Didier ZAKINE
Didier Zakine is a contemporary artist who uses materials as a language and symbols as a source of creativity. With EPHERNEL, he gives a new lease of life to the Cannes Film Festival’s red carpet, transforming this global icon of the seventh art into works that explore our relationship with time, memory and the ephemeral. His work, at the crossroads of art, heritage and collective narrative, carries the identity of Cannes far beyond its borders. His art invites us to look anew at what we thought we knew, by revealing the hidden memory of symbols.
After spending the early part of his career as an advertising executive, devising a popular mythology and infusing it with stories and emotions, Zakine has been reborn as an artist. It is personal matters that now occupy him. A man of images, signs and symbols, he remains as close as possible to the world that was once his own, in order to explore its pinnacle – where magic and dreams merge – the world of the Cannes Film Festival. From this world, he focuses on a discreet yet highly iconic element, the very essence of legend: the
famous red carpet.
His approach echoes the School of Nice, notably the New Realists and Supports/Surfaces, in that it focuses on this contemporary icon in its very materiality.
Zakine is very much in the tradition of recyclers, and if his work explores the artistic possibilities of what is, after all, a rather ordinary carpet, it is to reveal its paradoxical nature: at once unchanging and symbolically rich, yet destined to be forgotten year after year. It is on this point that Zakine’s approach diverges from the questions posed by his predecessors, subverting them in the process. Rather than examining the iconic dimension of our everyday objects, the artist focuses on objects that are already iconic. Rather than delving into critical questions, he instead explores the element of dream and the promise of transcendence that they harbour.

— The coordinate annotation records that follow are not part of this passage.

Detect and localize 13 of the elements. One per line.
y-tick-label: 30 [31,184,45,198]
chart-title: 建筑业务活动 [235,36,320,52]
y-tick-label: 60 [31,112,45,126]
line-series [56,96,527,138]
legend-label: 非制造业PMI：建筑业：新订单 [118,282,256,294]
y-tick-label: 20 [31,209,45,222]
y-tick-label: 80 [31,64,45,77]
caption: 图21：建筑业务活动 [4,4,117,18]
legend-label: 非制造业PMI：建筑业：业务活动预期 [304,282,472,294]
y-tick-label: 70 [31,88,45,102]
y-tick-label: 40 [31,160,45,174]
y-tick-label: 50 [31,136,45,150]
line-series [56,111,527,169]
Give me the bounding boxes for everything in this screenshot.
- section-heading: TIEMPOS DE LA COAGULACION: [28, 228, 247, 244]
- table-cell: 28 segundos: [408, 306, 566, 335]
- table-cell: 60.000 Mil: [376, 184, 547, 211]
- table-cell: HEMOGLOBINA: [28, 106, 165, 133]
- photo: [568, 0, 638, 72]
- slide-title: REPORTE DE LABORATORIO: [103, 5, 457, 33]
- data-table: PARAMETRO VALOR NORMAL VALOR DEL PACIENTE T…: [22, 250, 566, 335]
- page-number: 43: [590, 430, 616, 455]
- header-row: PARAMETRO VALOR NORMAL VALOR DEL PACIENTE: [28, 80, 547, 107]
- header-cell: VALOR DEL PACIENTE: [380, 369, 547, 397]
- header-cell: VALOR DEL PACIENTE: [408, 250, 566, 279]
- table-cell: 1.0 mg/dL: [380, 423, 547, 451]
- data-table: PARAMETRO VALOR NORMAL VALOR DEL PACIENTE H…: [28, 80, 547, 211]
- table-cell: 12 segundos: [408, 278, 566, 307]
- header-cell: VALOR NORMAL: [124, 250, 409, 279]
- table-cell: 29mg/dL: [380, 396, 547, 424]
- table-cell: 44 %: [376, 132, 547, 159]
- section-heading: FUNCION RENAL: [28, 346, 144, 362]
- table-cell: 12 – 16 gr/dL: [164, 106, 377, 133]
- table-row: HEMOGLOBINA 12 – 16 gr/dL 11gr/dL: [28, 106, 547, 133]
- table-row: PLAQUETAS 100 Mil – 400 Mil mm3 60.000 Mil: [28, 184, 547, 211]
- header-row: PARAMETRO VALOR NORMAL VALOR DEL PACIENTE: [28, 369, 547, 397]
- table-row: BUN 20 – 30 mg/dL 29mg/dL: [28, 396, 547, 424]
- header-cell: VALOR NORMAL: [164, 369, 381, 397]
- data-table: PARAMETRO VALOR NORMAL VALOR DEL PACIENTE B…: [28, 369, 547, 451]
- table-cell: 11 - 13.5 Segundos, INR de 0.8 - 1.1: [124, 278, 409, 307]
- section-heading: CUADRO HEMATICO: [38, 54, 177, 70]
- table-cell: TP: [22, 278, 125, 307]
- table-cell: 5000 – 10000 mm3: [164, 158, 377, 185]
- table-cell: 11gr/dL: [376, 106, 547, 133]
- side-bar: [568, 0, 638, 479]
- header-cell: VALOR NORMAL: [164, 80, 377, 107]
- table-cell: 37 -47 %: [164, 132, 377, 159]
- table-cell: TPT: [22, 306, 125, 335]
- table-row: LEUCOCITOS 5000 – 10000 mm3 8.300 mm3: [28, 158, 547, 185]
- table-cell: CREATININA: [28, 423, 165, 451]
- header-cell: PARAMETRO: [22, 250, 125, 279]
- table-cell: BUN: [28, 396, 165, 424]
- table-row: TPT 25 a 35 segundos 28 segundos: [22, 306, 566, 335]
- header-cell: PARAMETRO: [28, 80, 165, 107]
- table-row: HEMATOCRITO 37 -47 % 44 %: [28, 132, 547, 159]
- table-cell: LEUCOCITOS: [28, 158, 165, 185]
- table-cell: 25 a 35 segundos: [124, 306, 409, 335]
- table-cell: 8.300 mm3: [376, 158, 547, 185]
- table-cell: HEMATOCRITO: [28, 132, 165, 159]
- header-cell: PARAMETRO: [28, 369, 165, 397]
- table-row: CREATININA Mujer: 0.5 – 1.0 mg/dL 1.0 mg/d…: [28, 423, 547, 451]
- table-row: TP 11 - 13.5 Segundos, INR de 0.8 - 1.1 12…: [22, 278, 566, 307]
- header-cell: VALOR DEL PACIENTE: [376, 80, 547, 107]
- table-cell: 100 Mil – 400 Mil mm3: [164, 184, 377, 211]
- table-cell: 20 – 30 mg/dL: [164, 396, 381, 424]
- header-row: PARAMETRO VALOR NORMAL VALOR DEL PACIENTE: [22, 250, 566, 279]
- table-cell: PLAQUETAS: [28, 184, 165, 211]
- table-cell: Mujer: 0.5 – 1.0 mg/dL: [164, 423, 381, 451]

Ultimately, he presents a body of work at the very heart of the creation of icons, questioning their status and enduring nature, whilst exploring the emotional resonance they evoke in each of us.
From the Argentine art scene, his second home, he carries with him the mystery and magic imbued in every facet of reality. The magic of an icon that is at once inaccessible yet, deep down, speaks to everyone; eternally ephemeral or ephemerally eternal. For Zakine, the carpet becomes a palimpsest, a medium where personal and collective histories intersect. His conceptual approach blends an exploration of the carpet’s expressive possibilities with echoes of his own personal history. The work becomes an enigma and the carpet, a source of dreams.
Zakine’s work takes shape through a series of pieces centred on the concept of ‘the ephemeral’, a term the artist has introduced to describe her artistic approach. These works reveal her desire to immortalise that fleeting icon of the film world: the Cannes red carpet.
Each work in the series explores a different aspect of this icon. They serve as a medium for weaving narratives that intertwine collective history with personal history.
“For me, Cannes is like the colour red: a city of contrasts. It combines glamour and simplicity, excitement and contemplation, the present moment and memory. It is from these contrasts that creativity is born.”